No caso, a nulidade da citação foi arguida na própria oposição à execução, tempestivamente apresentada, sendo, por isso, também tempestiva tal arguição – nº2, do art. 191º.

Vejamos, agora, se, adjetivamente, a reclamação da nulidade da citação podia ser efetuada nos embargos de executado, integrando, até, um fundamento dos mesmos, como pretende a apelante, ou, não o devendo ser, sendo esse o meio processual errado para o pedido de declaração de nulidade da citação, se, ainda assim, não podia, uma vez apresentada tempestivamente, deixar de ser apreciada (com produção da prova oferecida) e decidida.

Na verdade, suscitou a executada a pertinente questão, para decisão pelo Tribunal a quo, após apreciar da verificação dos factos a ela relativos, que a demonstrarem-se poderão, na verdade, contender com o pleno exercício do contraditório.

As questões que se levantam são a de saber se os embargos de executado são o meio processual próprio para reclamar a nulidade da citação e, não o sendo, por haver meio especificamente consagrado, se, ainda assim, a arguição da nulidade da citação efetuada no próprio articulado de oposição, devia ter sido apreciada, como solicitado, e se dela pode conhecer este Tribunal. [...]
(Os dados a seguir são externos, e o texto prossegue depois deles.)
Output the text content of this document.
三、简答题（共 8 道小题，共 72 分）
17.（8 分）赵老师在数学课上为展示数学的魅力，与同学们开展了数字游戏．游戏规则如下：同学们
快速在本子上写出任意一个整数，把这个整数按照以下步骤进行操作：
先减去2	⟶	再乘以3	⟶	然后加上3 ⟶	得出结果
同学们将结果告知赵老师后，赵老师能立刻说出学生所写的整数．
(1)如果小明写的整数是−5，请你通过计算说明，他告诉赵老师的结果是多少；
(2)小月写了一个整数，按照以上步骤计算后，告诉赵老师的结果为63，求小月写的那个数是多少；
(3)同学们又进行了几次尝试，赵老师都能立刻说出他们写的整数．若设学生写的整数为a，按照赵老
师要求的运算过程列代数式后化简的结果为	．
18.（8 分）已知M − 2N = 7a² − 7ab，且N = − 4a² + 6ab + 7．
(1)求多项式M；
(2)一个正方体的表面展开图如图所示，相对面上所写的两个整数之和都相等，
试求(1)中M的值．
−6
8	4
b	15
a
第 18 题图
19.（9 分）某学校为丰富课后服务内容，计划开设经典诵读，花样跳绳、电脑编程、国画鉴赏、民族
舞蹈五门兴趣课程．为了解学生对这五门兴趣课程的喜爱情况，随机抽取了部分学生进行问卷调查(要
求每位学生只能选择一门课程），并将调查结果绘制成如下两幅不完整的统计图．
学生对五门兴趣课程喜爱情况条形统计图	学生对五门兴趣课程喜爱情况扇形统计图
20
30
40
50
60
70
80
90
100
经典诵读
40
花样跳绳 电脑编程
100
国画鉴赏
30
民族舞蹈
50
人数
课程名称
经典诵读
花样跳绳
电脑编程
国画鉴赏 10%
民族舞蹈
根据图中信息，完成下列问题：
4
Apesar de não se poder considerar a arguição de nulidade da citação um fundamento de embargos de executado, pois que nenhuma defesa relativamente à execução está em causa, sequer questão prévia daqueles, pois consagrado está meio próprio para o exercício do direito de arguir a nulidade da citação - a reclamação -, a deduzir no processo onde foi praticado a ato - a execução -, entendemos que sempre o Tribunal a quo tinha de conhecer da arguida nulidade, nenhum sentido fazendo distinguir os casos em que, não obstante a existência de prejuízo para o exercício da contraditório, apenas é arguida a nulidade da citação daqueles em que, para além disso, é invocado fundamento de oposição à execução. Seria tratar de modo diferente o que é igual.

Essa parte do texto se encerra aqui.